Hepimiz konuşuruz ama bazı mesleklerde, iyi konuşma, başarıyı getirir. Mesela, politikacılar, sanatçılar, yazarlar, gazeteciler, öğretmenler, avukatlar, psikologlar, spikerler, vb. İyi ve güzel konuşarak öne çıkarlar.

 

Pek çok kişi; “Beni anlamıyorlar!” diye şikayet ederken, “Aslında anlatamadığını” hiç düşünmez!

 

Eğer kiminle, nasıl, hangi konuda ve hangi düzeyde konuşacağınızı bilmezseniz, konuşmanız başarısız olur ve anlaşılmazsınız! O yüzden;

 

“Bir konuşmaya hazırlanırken, zihninizde, katılacak dinleyicilerin bir imajını geliştirmelisiniz.” diyor C. E. Bingaman.

 

Bizdeki pek çok politikacının, iyi bir konuşmacı olmanın, ne olduğu konusunda bir fikirleri var mı bilmiyorum ama çoğunun bağıra çağıra ve öfkeli bir üslupla konuşup, zaman zaman nezaket ve terbiye sınırlarını aştıklarını görüyoruz hep beraber! Zaten durmadan birbirlerine bu yüzden dava açtıklarını da duyuyoruz basından.

 

Konuşurken, belki de çoğunun yaptığı en büyük hata, konuştukları konuya yeterince hakim olmamaları ve her konuyu uzun uzadıya, bıkkınlık verecek şekilde tekrara düşerek anlatmalarıdır.

 

Lloyd George: “İnsanın cümlelerine hakim olabilmesi için, konusuna hakim olması gerekir” der.

 

Yine konuşmanın etkili olması konusunda önemli bir kuralda; az, öz ve vurucu cümlelerle konuyu anlaşılır şekilde aktarmaktır dinleyenlere. Bu yüzden de;

 

“En etkili konuşma, en kısa olanıdır” der Dale Carnegie.

 

Fakat şu da bir gerçek ki; insanın eğitimi, karakteri, görgüsü, bilgisi, yaşam tarzı, hayata bakışı, kendini ifade edip, konuşmaya başlayınca ortaya çıkar. Yani insan, neyse, odur.

 

“Hangi dili kullanırsan kullan, olduğundan daha başka bir şey söyleyemezsin” diyen Ralph Waldo Emerson haklıdır aslında.
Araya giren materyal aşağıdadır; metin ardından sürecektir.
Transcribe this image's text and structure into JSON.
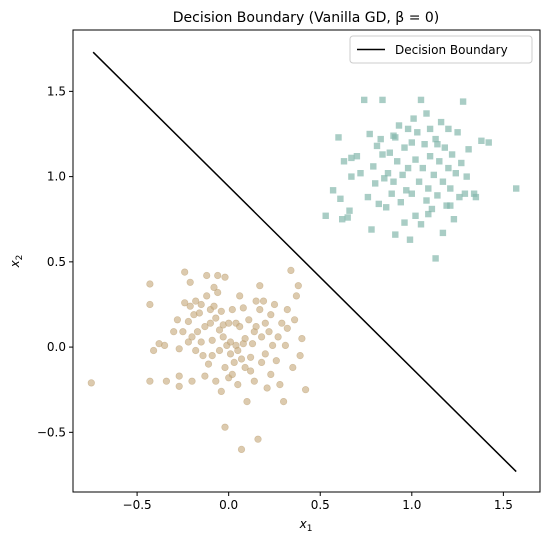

Üslup ayniyle insandır. Kişiyi ele verir. Konuşanı tanırsınız.

 

Bir fıkra ile bitireyim konuyu:

 

ÜSLUP FARKI

 

“ Elazığlı bir kız İstanbul’a gelin gider… Bakar ki oradaki kadınlar, akşam üşümüş halde eve gelen kocalarına;

_ Ay hayatım, üşümüşsün, donmuşsun… Kıyamam ben sana…

Şeklinde konuşuyorlar, bizim Elazığlının da hoşuna gider.

Akşam eve gelen kocasına:

_ Oy ben sahan ölem, üşümüş nassı da it gibi titriii!”